From 0133dab75d8b15c559aa9df66134d72dce0e0476 Mon Sep 17 00:00:00 2001
From: Johan Herland <johan@herland.net>
Date: Mon, 11 Apr 2011 00:48:51 +0200
Subject: [PATCH 2/4] --dirstat-by-file: Make it faster and more correct

Currently, when using --dirstat-by-file, it first does the full --dirstat
analysis (using diffcore_count_changes()), and then resets 'damage' to 1,
if any damage was found by diffcore_count_changes().

But --dirstat-by-file is not interested in the file damage per se. It only
cares if the file changed at all. In that sense it only cares if the blob
object for a file has changed.
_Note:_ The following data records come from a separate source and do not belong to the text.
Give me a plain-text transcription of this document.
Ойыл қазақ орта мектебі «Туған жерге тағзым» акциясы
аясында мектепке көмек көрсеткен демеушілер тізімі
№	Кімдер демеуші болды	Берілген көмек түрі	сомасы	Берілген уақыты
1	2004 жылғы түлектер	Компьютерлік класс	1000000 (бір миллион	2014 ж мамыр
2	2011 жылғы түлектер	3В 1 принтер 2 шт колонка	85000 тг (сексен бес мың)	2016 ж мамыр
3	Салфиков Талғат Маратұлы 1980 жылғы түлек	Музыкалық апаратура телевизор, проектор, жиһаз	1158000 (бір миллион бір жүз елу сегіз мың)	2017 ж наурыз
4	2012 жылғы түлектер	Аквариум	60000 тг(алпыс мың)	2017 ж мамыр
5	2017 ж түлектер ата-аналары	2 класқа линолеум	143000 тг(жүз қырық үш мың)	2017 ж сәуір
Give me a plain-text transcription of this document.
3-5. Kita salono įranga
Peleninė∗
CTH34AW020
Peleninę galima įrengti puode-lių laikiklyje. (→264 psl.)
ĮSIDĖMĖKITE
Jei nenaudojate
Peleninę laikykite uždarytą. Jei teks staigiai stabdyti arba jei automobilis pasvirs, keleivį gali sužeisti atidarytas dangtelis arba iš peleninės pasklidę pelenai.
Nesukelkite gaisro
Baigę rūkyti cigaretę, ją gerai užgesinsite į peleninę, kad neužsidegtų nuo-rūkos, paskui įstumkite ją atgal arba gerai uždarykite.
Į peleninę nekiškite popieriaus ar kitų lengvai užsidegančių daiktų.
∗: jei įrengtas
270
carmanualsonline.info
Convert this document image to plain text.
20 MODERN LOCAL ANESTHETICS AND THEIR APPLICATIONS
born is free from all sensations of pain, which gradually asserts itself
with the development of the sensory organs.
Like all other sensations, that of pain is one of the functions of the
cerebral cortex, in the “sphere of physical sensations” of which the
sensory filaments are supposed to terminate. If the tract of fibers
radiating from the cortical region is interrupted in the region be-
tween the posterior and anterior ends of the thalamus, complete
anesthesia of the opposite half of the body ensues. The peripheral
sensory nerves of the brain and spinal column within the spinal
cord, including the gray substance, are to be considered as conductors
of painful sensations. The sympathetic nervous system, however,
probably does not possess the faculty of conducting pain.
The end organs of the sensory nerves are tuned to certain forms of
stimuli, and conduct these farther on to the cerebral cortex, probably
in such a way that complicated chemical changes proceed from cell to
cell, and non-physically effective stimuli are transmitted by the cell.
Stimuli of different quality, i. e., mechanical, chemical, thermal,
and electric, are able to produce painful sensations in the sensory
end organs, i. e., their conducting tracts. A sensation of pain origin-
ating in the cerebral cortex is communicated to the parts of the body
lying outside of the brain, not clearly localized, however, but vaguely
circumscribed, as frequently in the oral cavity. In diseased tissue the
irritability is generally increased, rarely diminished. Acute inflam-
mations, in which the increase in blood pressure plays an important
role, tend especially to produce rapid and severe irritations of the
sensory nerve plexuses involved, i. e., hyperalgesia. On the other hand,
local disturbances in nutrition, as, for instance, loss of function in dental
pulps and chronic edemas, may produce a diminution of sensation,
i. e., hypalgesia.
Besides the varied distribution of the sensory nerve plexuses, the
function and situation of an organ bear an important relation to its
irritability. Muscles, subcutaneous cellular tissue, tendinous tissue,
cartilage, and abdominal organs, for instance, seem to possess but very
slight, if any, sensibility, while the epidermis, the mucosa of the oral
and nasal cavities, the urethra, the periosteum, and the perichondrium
We therefore only need to compare the
object names of each file pair in the diff queue and we can skip the
entire --dirstat analysis and simply set 'damage' to 1 for each entry
where the object name has changed.

This makes --dirstat-by-file faster, and also bypasses --dirstat's practice
of ignoring rearranged lines within a file.

The patch also contains an added testcase verifying that --dirstat-by-file
now detects changes that only rearrange lines within a file.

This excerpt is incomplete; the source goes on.